THE ANTI-ABORTION forces have a lot to smile about. Now that their best ally has been returned to the White House, they need only wait for two of those nasty old liberal Supreme Court justices to drop dead, and the evil Roe v. Wade abortion decision of 1973 will finally be vanquished.
But they won't be smiling for long, though. Their battle will have only just begun. In formulating new abortion laws, they will be forced to answer a variety of difficult legal and ethical questions.
And when they look at these questions, the movement will be forced to determine whether preserving "prenatal life" is truly its first priority. The rest of us will see how "pro-life" the pro-lifers really are.

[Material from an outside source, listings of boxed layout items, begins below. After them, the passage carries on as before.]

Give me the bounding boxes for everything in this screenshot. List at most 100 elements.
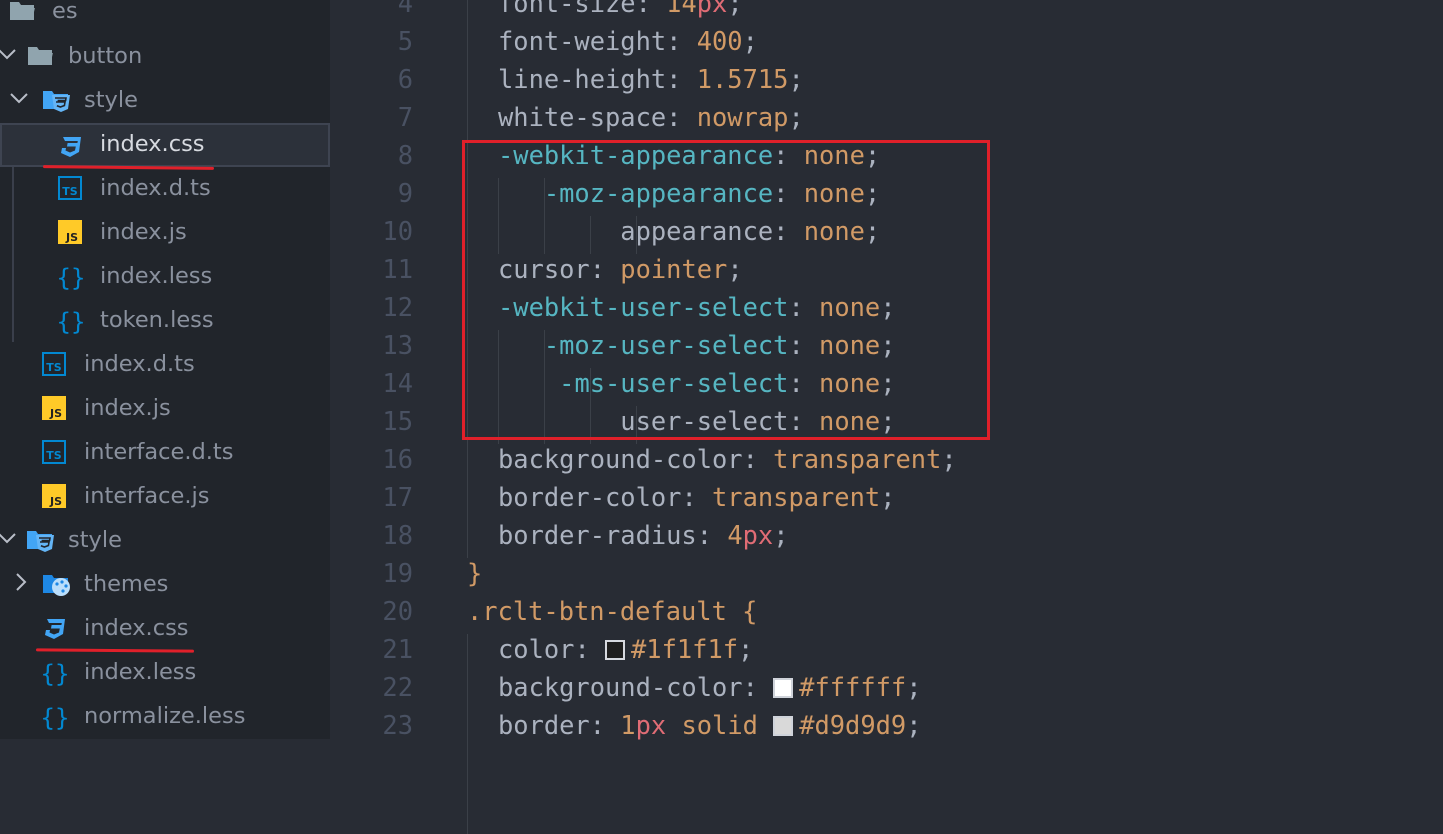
svg-text:JS: JS <box>65 231 78 244</box>
chevron-right-icon[interactable] <box>10 571 32 599</box>
tree-item-label: index.less <box>100 263 213 289</box>
tree-file[interactable]: {} index.less <box>0 255 330 299</box>
tree-item-label: style <box>68 527 122 553</box>
token-punc: : <box>742 672 774 702</box>
token-vprop: -webkit-user-select <box>498 292 789 322</box>
color-swatch[interactable] <box>605 640 626 660</box>
chevron-down-icon[interactable] <box>8 87 30 115</box>
code-line[interactable]: 23 border: 1px solid #d9d9d9; <box>330 706 1443 744</box>
tree-file[interactable]: TS index.d.ts <box>0 167 330 211</box>
tree-folder[interactable]: style <box>0 79 330 123</box>
tree-file[interactable]: JS interface.js <box>0 475 330 519</box>
token-val: 14 <box>666 0 697 18</box>
token-vprop: -moz-appearance <box>543 178 774 208</box>
svg-text:{}: {} <box>58 264 84 292</box>
folder-icon <box>8 0 35 25</box>
code-line[interactable]: 19} <box>330 554 1443 592</box>
code-text: cursor: pointer; <box>498 250 743 288</box>
token-prop: border <box>498 710 590 740</box>
tree-item-label: themes <box>84 571 169 597</box>
tree-file[interactable]: {} normalize.less <box>0 695 330 739</box>
line-number: 5 <box>397 26 413 56</box>
tree-file[interactable]: {} token.less <box>0 299 330 343</box>
tree-folder[interactable]: button <box>0 35 330 79</box>
less-file-icon: {} <box>41 660 70 688</box>
tree-file[interactable]: TS index.d.ts <box>0 343 330 387</box>
token-sel: .rclt-btn-default { <box>467 596 758 626</box>
tree-item-label: button <box>68 43 143 69</box>
color-swatch[interactable] <box>773 716 794 736</box>
tree-folder[interactable]: style <box>0 519 330 563</box>
line-number: 10 <box>382 216 413 246</box>
code-line[interactable]: 14 -ms-user-select: none; <box>330 364 1443 402</box>
code-line[interactable]: 11 cursor: pointer; <box>330 250 1443 288</box>
token-val: none <box>803 140 865 170</box>
svg-text:TS: TS <box>46 449 62 462</box>
line-number: 16 <box>382 444 413 474</box>
code-line[interactable]: 6 line-height: 1.5715; <box>330 60 1443 98</box>
tree-folder[interactable]: es <box>0 0 330 34</box>
color-swatch[interactable] <box>773 678 794 698</box>
code-text: white-space: nowrap; <box>498 98 804 136</box>
code-line[interactable]: 20 .rclt-btn-default { <box>330 592 1443 630</box>
token-prop: background-color <box>498 672 743 702</box>
code-editor[interactable]: 4 font-size: 14px; 5 font-weight: 400; 6 line… <box>330 0 1443 834</box>
token-val: transparent <box>773 444 942 474</box>
tree-item-label: index.d.ts <box>84 351 195 377</box>
tree-file[interactable]: TS interface.d.ts <box>0 431 330 475</box>
code-line[interactable]: 18 border-radius: 4px; <box>330 516 1443 554</box>
code-line[interactable]: 16 background-color: transparent; <box>330 440 1443 478</box>
tree-folder[interactable]: themes <box>0 563 330 607</box>
code-line[interactable]: 5 font-weight: 400; <box>330 22 1443 60</box>
svg-text:TS: TS <box>62 185 78 198</box>
chevron-down-icon[interactable] <box>0 527 18 555</box>
code-text: border: 1px solid #d9d9d9; <box>498 706 922 744</box>
code-line[interactable]: 7 white-space: nowrap; <box>330 98 1443 136</box>
token-punc: ; <box>906 672 922 702</box>
tree-item-label: index.less <box>84 659 197 685</box>
token-punc: : <box>788 292 820 322</box>
token-punc: ; <box>738 634 754 664</box>
less-file-icon: {} <box>41 704 70 732</box>
code-text: user-select: none; <box>498 402 895 440</box>
code-line[interactable]: 8 -webkit-appearance: none; <box>330 136 1443 174</box>
line-number: 23 <box>382 710 413 740</box>
token-prop: border-radius <box>498 520 697 550</box>
code-text: -webkit-appearance: none; <box>498 136 880 174</box>
typescript-file-icon: TS <box>58 176 84 202</box>
token-prop: white-space <box>498 102 667 132</box>
code-line[interactable]: 10 appearance: none; <box>330 212 1443 250</box>
token-val: 1 <box>620 710 636 740</box>
token-val: #1f1f1f <box>631 634 739 664</box>
tree-file[interactable]: JS index.js <box>0 387 330 431</box>
tree-file[interactable]: {} index.less <box>0 651 330 695</box>
token-punc: ; <box>880 482 896 512</box>
tree-file[interactable]: JS index.js <box>0 211 330 255</box>
token-prop: color <box>498 634 575 664</box>
token-punc: : <box>788 406 820 436</box>
token-punc: ; <box>773 520 789 550</box>
token-prop: cursor <box>498 254 590 284</box>
code-line[interactable]: 4 font-size: 14px; <box>330 0 1443 22</box>
line-number: 19 <box>382 558 413 588</box>
code-line[interactable]: 17 border-color: transparent; <box>330 478 1443 516</box>
code-line[interactable]: 13 -moz-user-select: none; <box>330 326 1443 364</box>
code-line[interactable]: 15 user-select: none; <box>330 402 1443 440</box>
token-punc: ; <box>941 444 957 474</box>
tree-file[interactable]: index.css <box>0 607 330 651</box>
token-punc: : <box>589 710 621 740</box>
css-file-icon <box>42 616 68 642</box>
code-line[interactable]: 22 background-color: #ffffff; <box>330 668 1443 706</box>
token-unit: px <box>742 520 774 550</box>
token-punc: : <box>681 482 713 512</box>
code-line[interactable]: 21 color: #1f1f1f; <box>330 630 1443 668</box>
token-prop: font-weight <box>498 26 667 56</box>
code-line[interactable]: 9 -moz-appearance: none; <box>330 174 1443 212</box>
code-line[interactable]: 12 -webkit-user-select: none; <box>330 288 1443 326</box>
code-text: font-size: 14px; <box>498 0 743 22</box>
tree-file[interactable]: index.css <box>0 123 330 167</box>
code-text: line-height: 1.5715; <box>498 60 804 98</box>
token-prop: border-color <box>498 482 682 512</box>
chevron-down-icon[interactable] <box>0 43 18 71</box>
token-val: none <box>819 330 881 360</box>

One point is clear: the pro-lifers will not simply allow a return to the century-old pre-Roe abortion state abortion laws. As transcripts of state legislatures and state court decisions show, these laws were developed not to protect prenatal life, but to protect the health of pregnant women, as abortion was then a dangerous procedure. In Texas, abortion statutes provided that pregnant women could not be prosecuted either for attempting abortion themselves or for allowing abortions to be performed on them; only doctors were subject to prosecution.
Moreover, the state laws did not incorporate the cornerstone of the pro-life argument: that life begins at conception. The New York abortion statutes, which were prototypes for many other state laws, distinguished between the abortion of "quickened" fetuses (those capable of locomotion in the womb) and the abortion of "pre-quickened" fetuses: the first case was treated as second-degree manslaughter, the second as a misdemeanor.
TODAY'S PRO-LIFE movement does not seek merely to make abortion a crime. It wants to make into law its beliefs that life begins at conception and abortion, therefore, is murder. On that score, pro-lifers will have to start from scratch.
Starting from scratch will present a serious problem to these folks, who are used to arguing soley from a moral standpoint. Abortion may or may not be morally equivalent to murder, but considerations arising from the nature of the relationship between the fetus and the pregnant woman require a legal distinction.
For example, would pro-lifers advocate treating abortion as premeditated, first-degree murder--even if there were a death penalty involved? Obviously, treating abortion as any sort of murder would implicate both-abortionists (as murderers) and pregnant women (as accomplices, at least). But would fathers be legally culpable as well? Their roles in creating unwanted fetuses are at least tangentially related to the demise of those fetuses, so it seems they should also be held somewhat responsible. But what if the father of an aborted fetus had tried to prevent its abortion? What if it were uncertain who the fetus's father was?
The questions get even stickier when considering the issue of exceptions to the rule. One of the main reasons the Supreme Court overturned the Texas abortion law in Roe was that the exception for "saving the life of the mother" was unconstitutionally vague. If abortion is murder, what constitutes self-defense? Must the woman be in actual danger of dying if she carries the child to term, and how sure of this must her doctors be for an abortion to be legally permissible?
What if the woman will only be permanently physically handicapped if forced to bear the child?
What if she will be physically unharmed, but emotionally scarred?
And isn't that why most women have abortions in the first place?
BECAUSE OF this confusion over where to draw the line, there are some pro-lifers who would advocate no exception for self-defense. But if they are going to impose such a rigid and dogmatic standard, which would mean the death of the mother, they must show why abortion is worse than murder.
There is also the question of a rape exception. Pro-lifers who oppose it must justify the use of victims' bodies as vessels which, as a result of a traumatizing, violent crime, produce unwanted offspring.
Moreover, pro-lifers who favor a rape exception face even more complex questions, because they would only allow abortion following the rapist's conviction. But what if the woman could not positively identify her assailant? Or if she chooses not to prosecute? Or if the case drags on for more than nine months?